Security testing data is “the unsung hero” of securing application development. It’s the backbone of application development quality, compliance and risk management, and rests on the three fundamental pillars of security:
- Confidentiality (the data is protected from unauthorized access)
- Integrity (the data can’t be/hasn’t been tampered with)
- Availability (the data is consistently available to support your business).
When you set out to design an application, you want to make sure it behaves as intended. In other words, that it does what you want, when it’s supposed to, and that it does so consistently.
Application security is, in a way, the antithesis of this. It’s designing, building and testing applications to ensure that your application doesn’t do anything you don’t want it to do, such as crashing repeatedly or, worse, giving up information. Simply put, it’s the “it shouldn’t do anything else” part of your application.
Both application vulnerabilities and security are deeply entrenched into AppDev.
Security vulnerabilities are functions of the application’s design — either you used a library in building the application that was insecure, or you coded an application that was in some way insecure, or you have fundamental architectural security flaws.
The same principle holds with the latter, application security, in that it’s central to the design process. You have to design the app securely, build it securely and test it to verify that you did everything right. This is where penetration testing comes into play. It’s never the answer to application security, but rather the verification of a program.
Ultimately, there’s no magic pill and doing one without the other can leave you exposed.
Overcoming the obstacles
In a world where time is money, convincing people that application security is important is not always easy. The rush to get an application to market can trump the need to integrate security into the development process. Not only are you up against getting people to commit to doing it, but there’s also the matter of understanding how to do it and training your developers to do it well.
So how does a CISO shift the mindset from “security is security’s job and security’s alone” to it being a corporate responsibility? It comes down to executive sponsorship – the decision-makers have to decide that it matters.
The first step is educating the senior staff on the nature of the data you store, how you’re using it and the risk that entails. From there, it’s much easier to sell appropriate defenses. You must be able to say we have this data, here’s how we use it and here’s how we should defend it, and, just as importantly, here’s what can happen if we don’t.
Picking the right partner
When selecting an AppSec partner, look for a company that regards the application development cycle holistically from design to production to retirement.

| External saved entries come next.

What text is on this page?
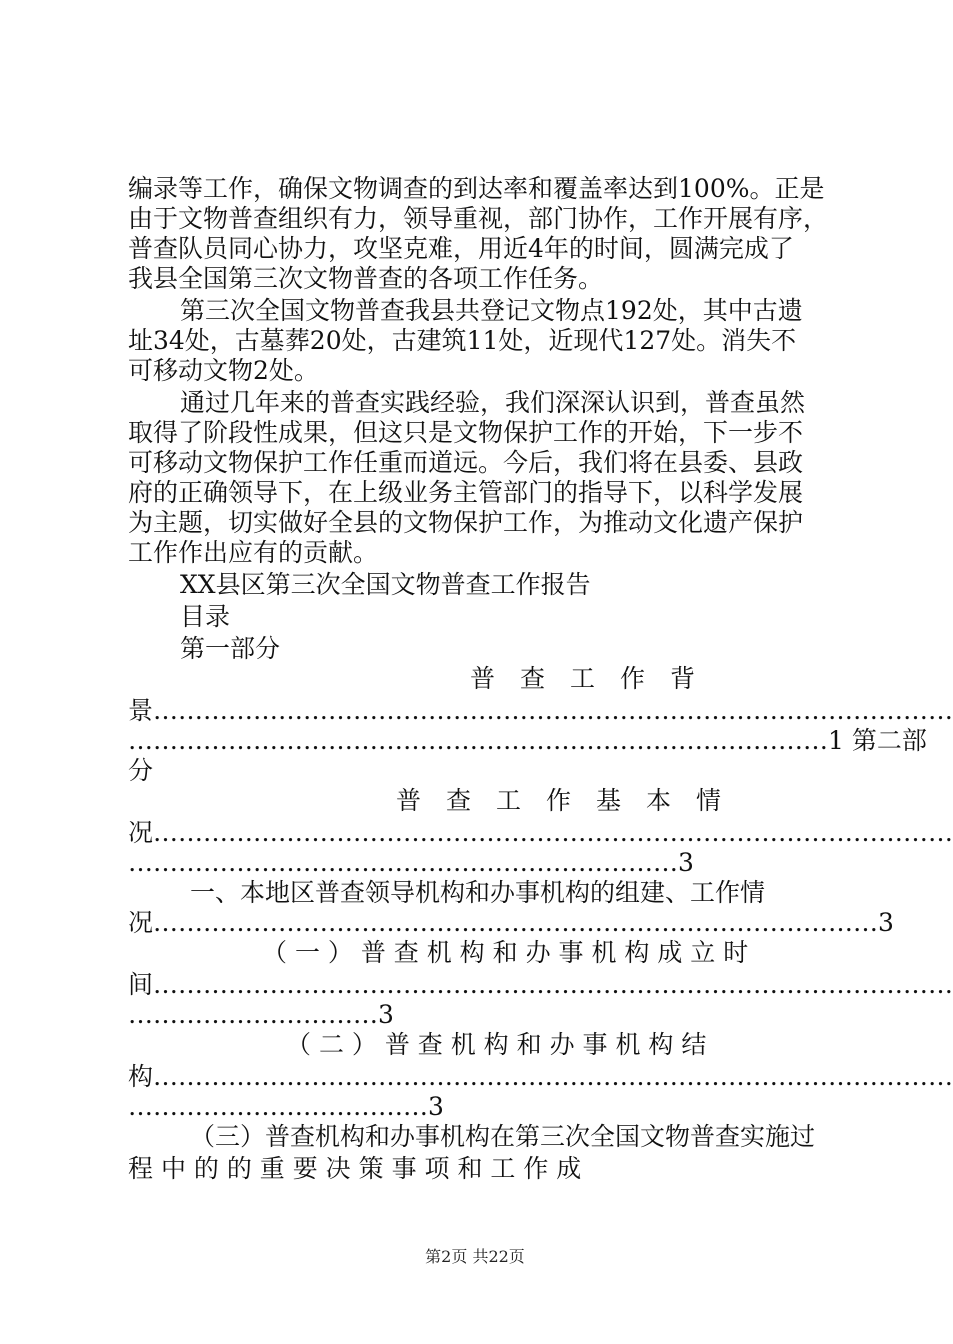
编录等工作，确保文物调查的到达率和覆盖率达到100%。正是
由于文物普查组织有力，领导重视，部门协作，工作开展有序，
普查队员同心协力，攻坚克难，用近4年的时间，圆满完成了
我县全国第三次文物普查的各项工作任务。
第三次全国文物普查我县共登记文物点192处，其中古遗
址34处，古墓葬20处，古建筑11处，近现代127处。消失不
可移动文物2处。
通过几年来的普查实践经验，我们深深认识到，普查虽然
取得了阶段性成果，但这只是文物保护工作的开始，下一步不
可移动文物保护工作任重而道远。今后，我们将在县委、县政
府的正确领导下，在上级业务主管部门的指导下，以科学发展
为主题，切实做好全县的文物保护工作，为推动文化遗产保护
工作作出应有的贡献。
XX县区第三次全国文物普查工作报告
目录
第一部分
普　查　工　作　背
景……………………………………………………………………………………
…………………………………………………………………………1 第二部
分
普　查　工　作　基　本　情
况……………………………………………………………………………………
…………………………………………………………3
一、本地区普查领导机构和办事机构的组建、工作情
况……………………………………………………………………………3
（ 一 ） 普 查 机 构 和 办 事 机 构 成 立 时
间……………………………………………………………………………………
…………………………3
（ 二 ） 普 查 机 构 和 办 事 机 构 结
构……………………………………………………………………………………
………………………………3
（三）普查机构和办事机构在第三次全国文物普查实施过
程 中 的 的 重 要 决 策 事 项 和 工 作 成
第2页 共22页
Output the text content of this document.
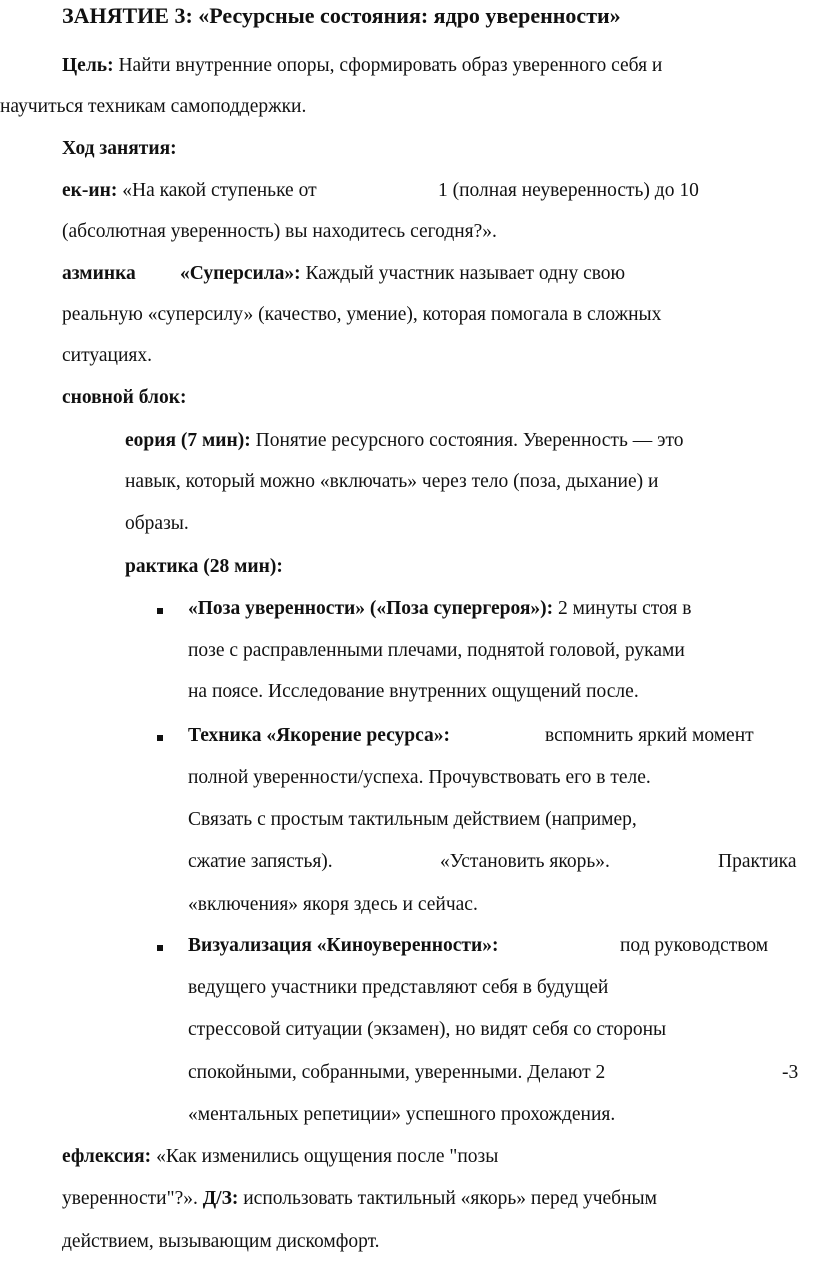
ЗАНЯТИЕ 3: «Ресурсные состояния: ядро уверенности»
Цель: Найти внутренние опоры, сформировать образ уверенного себя и
научиться техникам самоподдержки.
Ход занятия:
ек-ин: «На какой ступеньке от	1 (полная неуверенность) до 10
(абсолютная уверенность) вы находитесь сегодня?».
азминка «Суперсила»: Каждый участник называет одну свою
реальную «суперсилу» (качество, умение), которая помогала в сложных
ситуациях.
сновной блок:
еория (7 мин): Понятие ресурсного состояния. Уверенность — это
навык, который можно «включать» через тело (поза, дыхание) и
образы.
рактика (28 мин):
«Поза уверенности» («Поза супергероя»): 2 минуты стоя в
позе с расправленными плечами, поднятой головой, руками
на поясе. Исследование внутренних ощущений после.
Техника «Якорение ресурса»:	вспомнить яркий момент
полной уверенности/успеха. Прочувствовать его в теле.
Связать с простым тактильным действием (например,
сжатие запястья).	«Установить якорь».	Практика
«включения» якоря здесь и сейчас.
Визуализация «Киноуверенности»:	под руководством
ведущего участники представляют себя в будущей
стрессовой ситуации (экзамен), но видят себя со стороны
спокойными, собранными, уверенными. Делают 2	-3
«ментальных репетиции» успешного прохождения.
ефлексия: «Как изменились ощущения после "позы
уверенности"?». Д/З: использовать тактильный «якорь» перед учебным
действием, вызывающим дискомфорт.
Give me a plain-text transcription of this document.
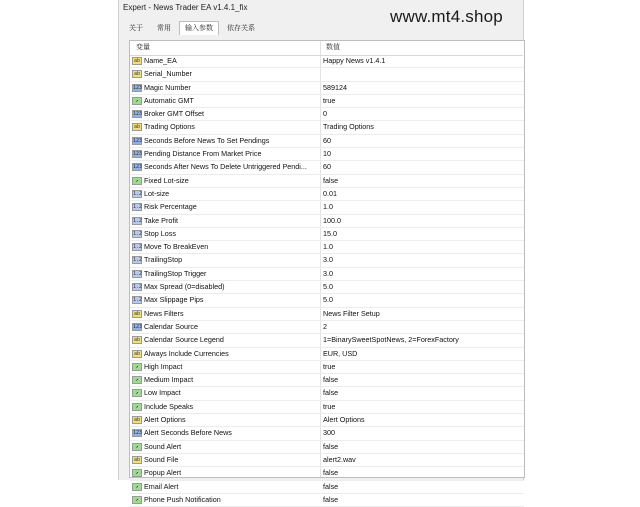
Expert - News Trader EA v1.4.1_fix
关于	常用	输入参数	依存关系
变量	数值
ab Name_EA	Happy News v1.4.1
ab Serial_Number
123 Magic Number	589124
↗ Automatic GMT	true
123 Broker GMT Offset	0
ab Trading Options	Trading Options
123 Seconds Before News To Set Pendings	60
123 Pending Distance From Market Price	10
123 Seconds After News To Delete Untriggered Pendi... 60
↗ Fixed Lot-size	false
1.2 Lot-size	0.01
1.2 Risk Percentage	1.0
1.2 Take Profit	100.0
1.2 Stop Loss	15.0
1.2 Move To BreakEven	1.0
1.2 TrailingStop	3.0
1.2 TrailingStop Trigger	3.0
1.2 Max Spread (0=disabled)	5.0
1.2 Max Slippage Pips	5.0
ab News Filters	News Filter Setup
123 Calendar Source	2
ab Calendar Source Legend	1=BinarySweetSpotNews, 2=ForexFactory
ab Always Include Currencies	EUR, USD
↗ High Impact	true
↗ Medium Impact	false
↗ Low Impact	false
↗ Include Speaks	true
ab Alert Options	Alert Options
123 Alert Seconds Before News	300
↗ Sound Alert	false
ab Sound File	alert2.wav
↗ Popup Alert	false
↗ Email Alert	false
↗ Phone Push Notification	false
www.mt4.shop
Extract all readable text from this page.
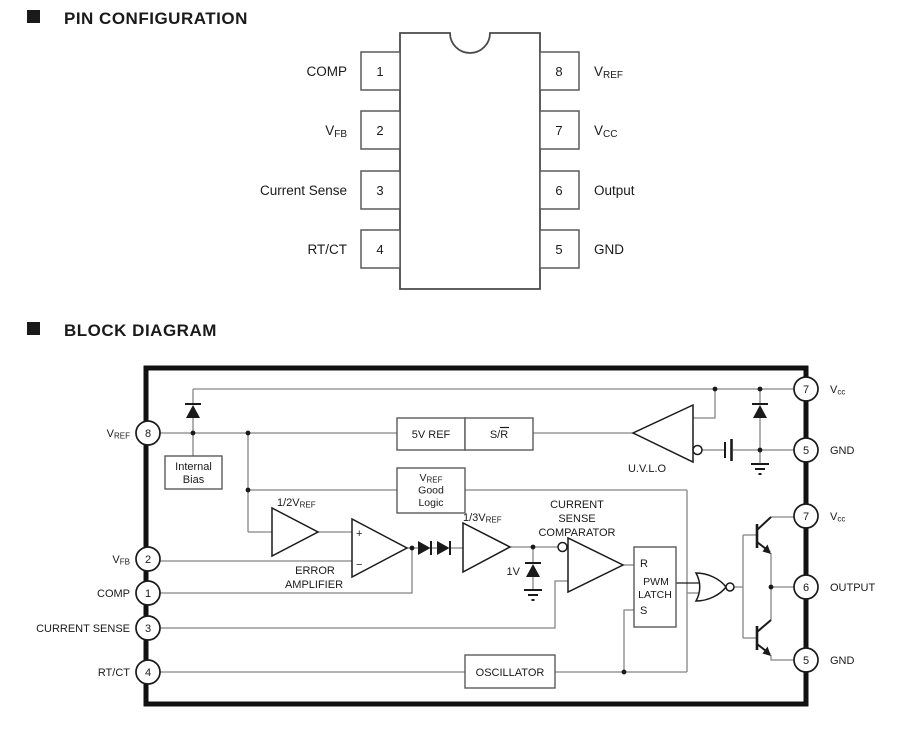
PIN CONFIGURATION
BLOCK DIAGRAM
1
2
3
4
8
7
6
5
COMP
VFB
Current Sense
RT/CT
VREF
VCC
Output
GND
Internal
Bias
5V REF	S/R
VREF
Good
Logic
R
PWM
LATCH
S
OSCILLATOR
1/2VREF
+
−
ERROR
AMPLIFIER
1/3VREF
CURRENT
SENSE
COMPARATOR
U.V.L.O
1V
8
2
1
3
4
VREF
VFB
COMP
CURRENT SENSE
RT/CT
7
5
7
6
5
Vcc
GND
Vcc
OUTPUT
GND
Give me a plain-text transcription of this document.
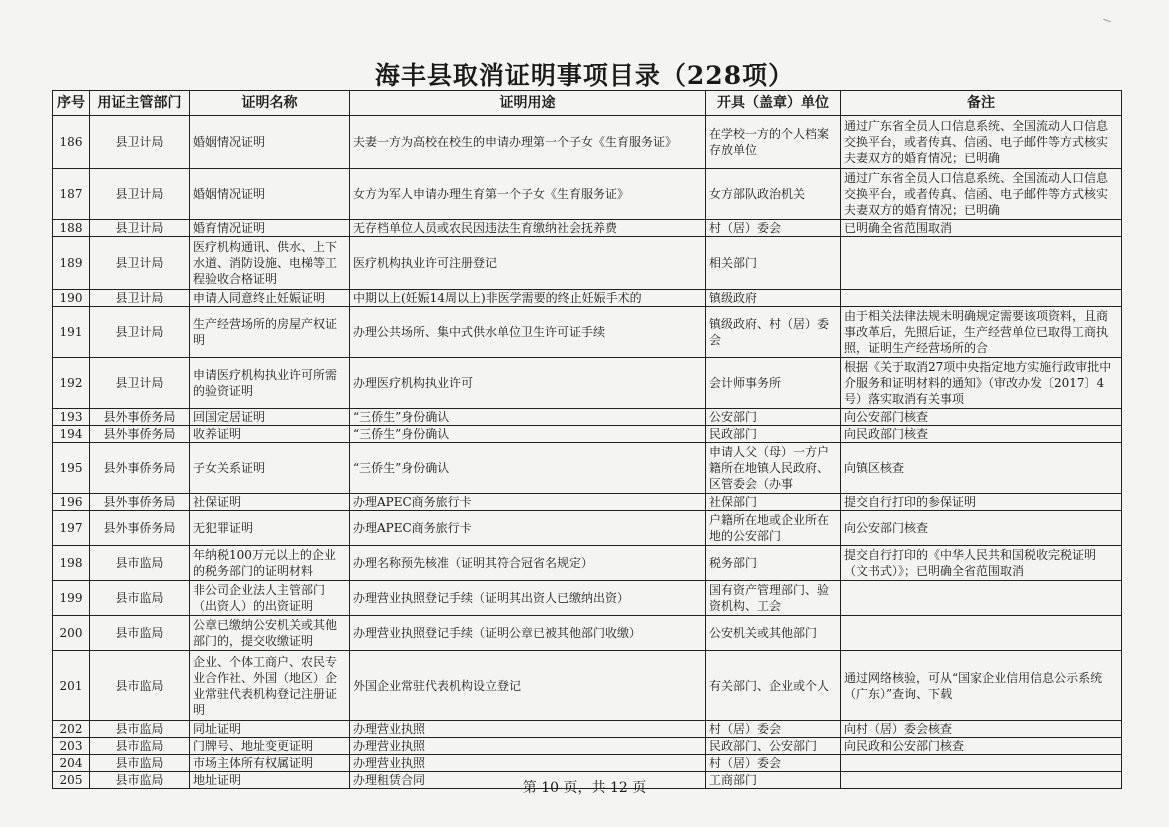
海丰县取消证明事项目录（228项）
序号	用证主管部门	证明名称	证明用途	开具（盖章）单位	备注
186	县卫计局	婚姻情况证明	夫妻一方为高校在校生的申请办理第一个子女《生育服务证》	在学校一方的个人档案存放单位	通过广东省全员人口信息系统、全国流动人口信息交换平台，或者传真、信函、电子邮件等方式核实夫妻双方的婚育情况；已明确
187	县卫计局	婚姻情况证明	女方为军人申请办理生育第一个子女《生育服务证》	女方部队政治机关	通过广东省全员人口信息系统、全国流动人口信息交换平台，或者传真、信函、电子邮件等方式核实夫妻双方的婚育情况；已明确
188	县卫计局	婚育情况证明	无存档单位人员或农民因违法生育缴纳社会抚养费	村（居）委会	已明确全省范围取消
189	县卫计局	医疗机构通讯、供水、上下水道、消防设施、电梯等工程验收合格证明	医疗机构执业许可注册登记	相关部门	
190	县卫计局	申请人同意终止妊娠证明	中期以上(妊娠14周以上)非医学需要的终止妊娠手术的	镇级政府	
191	县卫计局	生产经营场所的房屋产权证明	办理公共场所、集中式供水单位卫生许可证手续	镇级政府、村（居）委会	由于相关法律法规未明确规定需要该项资料，且商事改革后，先照后证，生产经营单位已取得工商执照，证明生产经营场所的合
192	县卫计局	申请医疗机构执业许可所需的验资证明	办理医疗机构执业许可	会计师事务所	根据《关于取消27项中央指定地方实施行政审批中介服务和证明材料的通知》（审改办发〔2017〕4号）落实取消有关事项
193	县外事侨务局	回国定居证明	“三侨生”身份确认	公安部门	向公安部门核查
194	县外事侨务局	收养证明	“三侨生”身份确认	民政部门	向民政部门核查
195	县外事侨务局	子女关系证明	“三侨生”身份确认	申请人父（母）一方户籍所在地镇人民政府、区管委会（办事	向镇区核查
196	县外事侨务局	社保证明	办理APEC商务旅行卡	社保部门	提交自行打印的参保证明
197	县外事侨务局	无犯罪证明	办理APEC商务旅行卡	户籍所在地或企业所在地的公安部门	向公安部门核查
198	县市监局	年纳税100万元以上的企业的税务部门的证明材料	办理名称预先核准（证明其符合冠省名规定）	税务部门	提交自行打印的《中华人民共和国税收完税证明（文书式）》；已明确全省范围取消
199	县市监局	非公司企业法人主管部门（出资人）的出资证明	办理营业执照登记手续（证明其出资人已缴纳出资）	国有资产管理部门、验资机构、工会	
200	县市监局	公章已缴纳公安机关或其他部门的，提交收缴证明	办理营业执照登记手续（证明公章已被其他部门收缴）	公安机关或其他部门	
201	县市监局	企业、个体工商户、农民专业合作社、外国（地区）企业常驻代表机构登记注册证明	外国企业常驻代表机构设立登记	有关部门、企业或个人	通过网络核验，可从“国家企业信用信息公示系统（广东）”查询、下载
202	县市监局	同址证明	办理营业执照	村（居）委会	向村（居）委会核查
203	县市监局	门牌号、地址变更证明	办理营业执照	民政部门、公安部门	向民政和公安部门核查
204	县市监局	市场主体所有权属证明	办理营业执照	村（居）委会	
205	县市监局	地址证明	办理租赁合同	工商部门	
第 10 页，共 12 页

Secondly, ask if they are committed to working in alignment with your security goals as they relate to those affecting the company at a macro level. Application security is a risk, but businesses face many other risks and they need to be balanced.
Finally, your partner should be focused on the ability to measure success. Is the program successful and are the apps becoming more secure? If the company’s not showing you how to measure it, then you’re not going to be able manage it and it’s probably going to fail.
Just do it
The good news is that when it comes to application security, it’s not brain surgery. The technology is not really that complex. In fact, it’s fairly predictable. You don’t even need to come up with anything new — OWASP, for instance, has some excellent resources.
The challenge lies in doing application security well over a large organization. With 10 developers, it’s pretty straightforward, but with a 1,000 it gets complicated. Being consistent (remember those three pillars from earlier) makes it hard and the larger an enterprise is, the harder it is to achieve. In the end, it comes down to making the choice to do it and then actually doing it, and doing it well.